Kar Yağar Kar Üstüne - Dil Tengi 

 "Soner?"

Hışırtı sesleri çoğaldı.

"Soner uyan. Baran uyandı." Algılıyordum ama gözlerimi açamadım. Göz kapaklarıma o kadar büyük bir ağırlık binmişti ki gözlerimi açamıyordum.

"Baran uyandı, kalksana oğlum." Gözlerimi zorlukla aralayıp başımı yasladığım duvara baktım birkaç saniye. Ne ara bu kadar derin bir uykuya girmiştim?

İçim ürperirken gözlerimi kırpıştırıp birkaç sandalye ilerimde oturan Sevgi'ye baktım. Akşam olmuştu demek.

Sevgi işe gitmeye devam ediyordu. Turgut'un iş durumu ise...

Her şey tamamen bir karmaşadan ibaretti.

Kamil'i öpmemin arasından iki gün geçmişti. Faik, Turgut'tan şikayetçi olmamıştı ama müdahalesi yüzünden başı beladaydı. Babası sürekli araya birilerini sokup duruyordu. Mehmet de yanlarında durup hukuken olması gerekenleri sıralıyordu. Aslında gerek bile yoktu. Babasının gözlerimin önünde dediklerine şahit olmuştum.

'Serdar'ın hesabına 30 bin yatır. Dava var.'

Olanları düşünürken aklım yine kardeşime gitti.

Baran...

Baran günler sonra ilk hayati davranışını veriyordu, uyanmıştı. Kardeşim gözlerini açmıştı. Durumu gerçekten ağırdı. Karaciğerinde büyük bir hasar vardı ve birkaç kez daha ameliyata girmesi gerekecekti.
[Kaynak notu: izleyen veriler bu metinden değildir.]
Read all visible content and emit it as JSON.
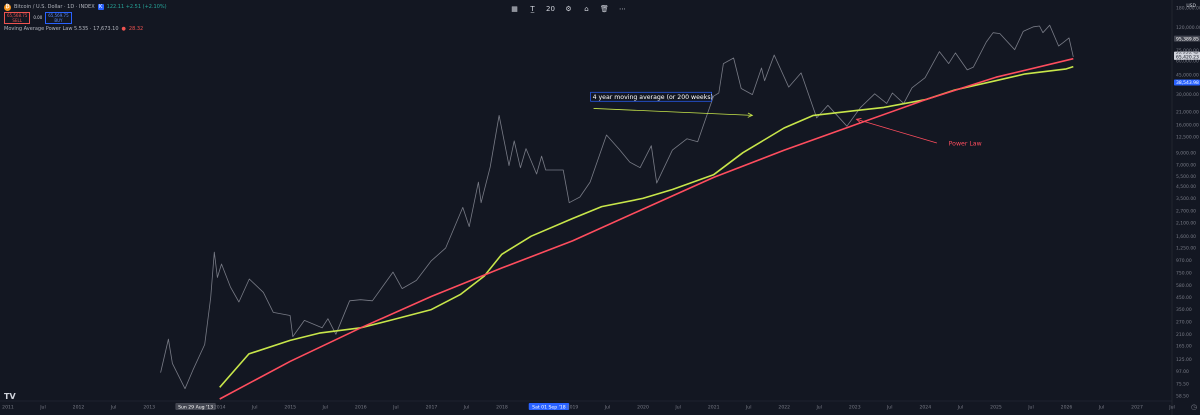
{
  "header": {
    "symbol": "Bitcoin / U.S. Dollar · 1D · INDEX",
    "price_change": "122.11 +2.51 (+2.10%)",
    "sell_price": "65,568.75",
    "sell_label": "SELL",
    "spread": "0.00",
    "buy_price": "65,569.75",
    "buy_label": "BUY",
    "indicator_label": "Moving Average Power Law 5.535 · 17,673.10",
    "indicator_value": "28.32"
  },
  "toolbar": {
    "icons": [
      "layout-icon",
      "text-tool-icon",
      "number-20",
      "camera-icon",
      "save-icon",
      "trash-icon",
      "more-icon"
    ],
    "number": "20"
  },
  "currency": "USD",
  "colors": {
    "background": "#131722",
    "price": "#787b86",
    "ma": "#c8e64a",
    "power_law": "#ff4d5e",
    "annotation_text": "#ffffff",
    "annotation_border": "#2962ff"
  },
  "chart_data": {
    "type": "line",
    "yscale": "log",
    "ylim": [
      55,
      180000
    ],
    "xlim": [
      "2011-01-01",
      "2027-07-01"
    ],
    "series": [
      {
        "name": "",
        "role": "price",
        "points": [
          [
            "2013-03-01",
            95
          ],
          [
            "2013-04-10",
            190
          ],
          [
            "2013-05-01",
            115
          ],
          [
            "2013-07-05",
            68
          ],
          [
            "2013-08-15",
            100
          ],
          [
            "2013-10-15",
            170
          ],
          [
            "2013-11-15",
            450
          ],
          [
            "2013-12-04",
            1150
          ],
          [
            "2013-12-20",
            680
          ],
          [
            "2014-01-10",
            900
          ],
          [
            "2014-02-25",
            560
          ],
          [
            "2014-04-10",
            410
          ],
          [
            "2014-06-03",
            660
          ],
          [
            "2014-08-15",
            500
          ],
          [
            "2014-10-05",
            330
          ],
          [
            "2014-12-31",
            310
          ],
          [
            "2015-01-14",
            200
          ],
          [
            "2015-03-15",
            280
          ],
          [
            "2015-06-15",
            240
          ],
          [
            "2015-07-15",
            290
          ],
          [
            "2015-08-25",
            210
          ],
          [
            "2015-11-04",
            420
          ],
          [
            "2015-12-31",
            430
          ],
          [
            "2016-03-01",
            420
          ],
          [
            "2016-06-16",
            760
          ],
          [
            "2016-08-02",
            540
          ],
          [
            "2016-10-15",
            640
          ],
          [
            "2016-12-31",
            960
          ],
          [
            "2017-03-15",
            1250
          ],
          [
            "2017-06-12",
            2900
          ],
          [
            "2017-07-15",
            1950
          ],
          [
            "2017-09-01",
            4900
          ],
          [
            "2017-09-15",
            3200
          ],
          [
            "2017-11-01",
            6700
          ],
          [
            "2017-12-17",
            19500
          ],
          [
            "2018-02-06",
            6900
          ],
          [
            "2018-03-05",
            11500
          ],
          [
            "2018-04-06",
            6600
          ],
          [
            "2018-05-05",
            9800
          ],
          [
            "2018-06-29",
            5800
          ],
          [
            "2018-07-25",
            8400
          ],
          [
            "2018-08-15",
            6300
          ],
          [
            "2018-11-14",
            6300
          ],
          [
            "2018-12-15",
            3200
          ],
          [
            "2019-02-08",
            3600
          ],
          [
            "2019-04-02",
            4900
          ],
          [
            "2019-06-26",
            13000
          ],
          [
            "2019-09-01",
            9600
          ],
          [
            "2019-10-25",
            7400
          ],
          [
            "2019-12-17",
            6600
          ],
          [
            "2020-02-13",
            10400
          ],
          [
            "2020-03-12",
            4800
          ],
          [
            "2020-06-01",
            9500
          ],
          [
            "2020-08-15",
            12000
          ],
          [
            "2020-10-10",
            11300
          ],
          [
            "2020-12-31",
            29000
          ],
          [
            "2021-01-27",
            31000
          ],
          [
            "2021-02-20",
            57000
          ],
          [
            "2021-04-14",
            64000
          ],
          [
            "2021-05-23",
            34000
          ],
          [
            "2021-07-20",
            30000
          ],
          [
            "2021-09-05",
            52000
          ],
          [
            "2021-09-21",
            40000
          ],
          [
            "2021-11-10",
            68000
          ],
          [
            "2022-01-24",
            35000
          ],
          [
            "2022-03-29",
            47000
          ],
          [
            "2022-06-18",
            18500
          ],
          [
            "2022-08-15",
            24000
          ],
          [
            "2022-11-21",
            15600
          ],
          [
            "2023-01-31",
            23000
          ],
          [
            "2023-04-14",
            30500
          ],
          [
            "2023-06-15",
            25000
          ],
          [
            "2023-07-15",
            31000
          ],
          [
            "2023-09-11",
            25000
          ],
          [
            "2023-10-24",
            34500
          ],
          [
            "2023-12-31",
            42500
          ],
          [
            "2024-03-14",
            73000
          ],
          [
            "2024-05-01",
            57000
          ],
          [
            "2024-06-05",
            71000
          ],
          [
            "2024-08-05",
            50000
          ],
          [
            "2024-09-06",
            53000
          ],
          [
            "2024-11-12",
            89000
          ],
          [
            "2024-12-17",
            108000
          ],
          [
            "2025-01-21",
            106000
          ],
          [
            "2025-04-08",
            76000
          ],
          [
            "2025-05-22",
            111000
          ],
          [
            "2025-07-14",
            122000
          ],
          [
            "2025-08-14",
            124000
          ],
          [
            "2025-09-01",
            108000
          ],
          [
            "2025-10-06",
            126000
          ],
          [
            "2025-11-21",
            82000
          ],
          [
            "2025-12-15",
            88000
          ],
          [
            "2026-01-14",
            97000
          ],
          [
            "2026-02-05",
            65570
          ]
        ]
      },
      {
        "name": "",
        "role": "4 year moving average",
        "points": [
          [
            "2014-01-01",
            70
          ],
          [
            "2014-06-01",
            140
          ],
          [
            "2014-12-31",
            185
          ],
          [
            "2015-06-01",
            215
          ],
          [
            "2015-12-31",
            240
          ],
          [
            "2016-06-01",
            280
          ],
          [
            "2016-12-31",
            350
          ],
          [
            "2017-06-01",
            480
          ],
          [
            "2017-10-01",
            700
          ],
          [
            "2017-12-31",
            1100
          ],
          [
            "2018-06-01",
            1600
          ],
          [
            "2018-12-31",
            2300
          ],
          [
            "2019-06-01",
            2950
          ],
          [
            "2019-12-31",
            3500
          ],
          [
            "2020-06-01",
            4200
          ],
          [
            "2020-12-31",
            5700
          ],
          [
            "2021-06-01",
            9000
          ],
          [
            "2021-12-31",
            15000
          ],
          [
            "2022-06-01",
            19500
          ],
          [
            "2022-12-31",
            21500
          ],
          [
            "2023-06-01",
            23000
          ],
          [
            "2023-12-31",
            27000
          ],
          [
            "2024-06-01",
            33000
          ],
          [
            "2024-12-31",
            40000
          ],
          [
            "2025-06-01",
            46000
          ],
          [
            "2025-12-31",
            51000
          ],
          [
            "2026-02-05",
            53500
          ]
        ]
      },
      {
        "name": "",
        "role": "power law",
        "points": [
          [
            "2014-01-01",
            55
          ],
          [
            "2015-01-01",
            120
          ],
          [
            "2016-01-01",
            240
          ],
          [
            "2017-01-01",
            460
          ],
          [
            "2018-01-01",
            830
          ],
          [
            "2019-01-01",
            1450
          ],
          [
            "2020-01-01",
            2800
          ],
          [
            "2021-01-01",
            5400
          ],
          [
            "2022-01-01",
            9500
          ],
          [
            "2023-01-01",
            16000
          ],
          [
            "2024-01-01",
            27000
          ],
          [
            "2025-01-01",
            43000
          ],
          [
            "2026-02-05",
            63000
          ]
        ]
      }
    ],
    "y_ticks": [
      "180,000.00",
      "120,000.00",
      "95,389.85",
      "75,000.00",
      "68,569.75",
      "65,420.23",
      "60,000.00",
      "45,000.00",
      "38,543.98",
      "30,000.00",
      "21,000.00",
      "16,000.00",
      "12,500.00",
      "9,000.00",
      "7,000.00",
      "5,500.00",
      "4,500.00",
      "3,500.00",
      "2,700.00",
      "2,100.00",
      "1,600.00",
      "1,250.00",
      "970.00",
      "750.00",
      "580.00",
      "450.00",
      "350.00",
      "270.00",
      "210.00",
      "165.00",
      "125.00",
      "97.00",
      "75.50",
      "58.50"
    ],
    "y_tick_values": [
      180000,
      120000,
      95389.85,
      75000,
      68569.75,
      65420.23,
      60000,
      45000,
      38543.98,
      30000,
      21000,
      16000,
      12500,
      9000,
      7000,
      5500,
      4500,
      3500,
      2700,
      2100,
      1600,
      1250,
      970,
      750,
      580,
      450,
      350,
      270,
      210,
      165,
      125,
      97,
      75.5,
      58.5
    ],
    "highlight_ticks": [
      {
        "label": "95,389.85",
        "value": 95389.85,
        "style": "boxed-gray"
      },
      {
        "label": "68,569.75",
        "value": 68569.75,
        "style": "boxed-white"
      },
      {
        "label": "65,420.23",
        "value": 65420.23,
        "style": "boxed-white"
      },
      {
        "label": "38,543.98",
        "value": 38543.98,
        "style": "boxed-blue"
      }
    ],
    "x_ticks": [
      {
        "label": "2011",
        "date": "2011-01-01"
      },
      {
        "label": "Jul",
        "date": "2011-07-01"
      },
      {
        "label": "2012",
        "date": "2012-01-01"
      },
      {
        "label": "Jul",
        "date": "2012-07-01"
      },
      {
        "label": "2013",
        "date": "2013-01-01"
      },
      {
        "label": "Sun 29 Aug '13",
        "date": "2013-08-29",
        "highlight": "gray"
      },
      {
        "label": "2014",
        "date": "2014-01-01"
      },
      {
        "label": "Jul",
        "date": "2014-07-01"
      },
      {
        "label": "2015",
        "date": "2015-01-01"
      },
      {
        "label": "Jul",
        "date": "2015-07-01"
      },
      {
        "label": "2016",
        "date": "2016-01-01"
      },
      {
        "label": "Jul",
        "date": "2016-07-01"
      },
      {
        "label": "2017",
        "date": "2017-01-01"
      },
      {
        "label": "Jul",
        "date": "2017-07-01"
      },
      {
        "label": "2018",
        "date": "2018-01-01"
      },
      {
        "label": "Sat 01 Sep '18",
        "date": "2018-09-01",
        "highlight": "blue"
      },
      {
        "label": "2019",
        "date": "2019-01-01"
      },
      {
        "label": "Jul",
        "date": "2019-07-01"
      },
      {
        "label": "2020",
        "date": "2020-01-01"
      },
      {
        "label": "Jul",
        "date": "2020-07-01"
      },
      {
        "label": "2021",
        "date": "2021-01-01"
      },
      {
        "label": "Jul",
        "date": "2021-07-01"
      },
      {
        "label": "2022",
        "date": "2022-01-01"
      },
      {
        "label": "Jul",
        "date": "2022-07-01"
      },
      {
        "label": "2023",
        "date": "2023-01-01"
      },
      {
        "label": "Jul",
        "date": "2023-07-01"
      },
      {
        "label": "2024",
        "date": "2024-01-01"
      },
      {
        "label": "Jul",
        "date": "2024-07-01"
      },
      {
        "label": "2025",
        "date": "2025-01-01"
      },
      {
        "label": "Jul",
        "date": "2025-07-01"
      },
      {
        "label": "2026",
        "date": "2026-01-01"
      },
      {
        "label": "Jul",
        "date": "2026-07-01"
      },
      {
        "label": "2027",
        "date": "2027-01-01"
      },
      {
        "label": "Jul",
        "date": "2027-07-01"
      }
    ],
    "annotations": [
      {
        "text": "4 year moving average (or 200 weeks)",
        "boxed": true,
        "color": "#ffffff",
        "anchor": [
          "2019-04-15",
          27500
        ],
        "arrow_from": [
          "2019-04-20",
          22500
        ],
        "arrow_to": [
          "2021-07-20",
          19500
        ]
      },
      {
        "text": "Power Law",
        "boxed": false,
        "color": "#ff4d5e",
        "anchor": [
          "2024-05-01",
          10500
        ],
        "arrow_from": [
          "2024-03-01",
          11000
        ],
        "arrow_to": [
          "2023-01-10",
          18000
        ]
      }
    ],
    "grid": false
  }
}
Belki de nakil olması bile gerekebilirdi.

Uyandığına bile şu an sevinemiyordum.

Kardeşim her an ellerimden kayıp gidebilirdi.

Bu bir yana babamla sorunlarım artıyordu. Kamil'i öptükten sonra kapının çalınmasıyla hızlıca benden ayrılmış ve devamında bu olay hiç yaşanmamış gibi davranmıştı. Hatta yüzüme bile bakmıyordu. Bu durum beni psikolojik açıdan daha da dibe batırsa da babam anlamasın diye içime atıyordum. Ama babam bir sorun olduğunun farkındaydı.

Farkında olacaktı eninde sonunda zaten. Hiçbir sır sonsuza kadar saklanamazdı. Yazılı olmayan dünya kurallarından birinin de bu olduğunu söyleyebilirdik.

Yerimden kalkıp yavaşça Mehmet'e baktım. Sevgi de yanına geldiğinde ''Diğerleri?' dedim gayri ihtiyari. 

''Turgut bir saniye ayrılmıyor ki soruyorsun oğlum. Kamil'le Aziz de Nihat amcayla konuşmaya gitti. Turgut taşkınlık çıkarıyor. Vekalet vermesi lazım.'' Kafamı salladım usulca. Her ne kadar Kamil'in adını duyduğumda içim ürperse de belli etmemeye çalıştım. Mehmet hala birçok şeyi bilmiyordu. 

Yavaşça Baran'ın odasına doğru yürürken içeriden bağırma seslerinin gelmesiyle hızlanıp açtık kapıyı hızlıca. Baran çıldırmış gibiydi. 

''Beni bırakıp gidecektin lan!'' Baran'ın yüzünü görmek içimde bilmediğim bir yükü kaldırmıştı. Fakat şu anki yüz ifadesi beni mahvediyordu. Öyle kırgın bakıyordu ki yan tarafındaki sandalyede pinekleyen adama...

Turgut ise tamamen susmuştu. 

Mehmet'e ve Sevgi'ye odadaki Azad amca yüzünden kaş göz işareti yaptım ama Mehmet umutsuzca kafasını 'Deneme' dercesine iki yana salladı. 

Azad amcanın tepsinden korkuyordum. Nasıl korkmazdım? Nasıl derdi benim oğlum 'ibne'? 

Baran çıldırmış gibi kalkmaya çalıştığında Azad amcanın kükremesiyle geri yerine yattı. ''BARAN YETER.'' Hafize teyze gözleri yaşlı ikiliye bakarken Elif'in burada olmaması beni şaşırtıyordu. Olmaması da iyiydi.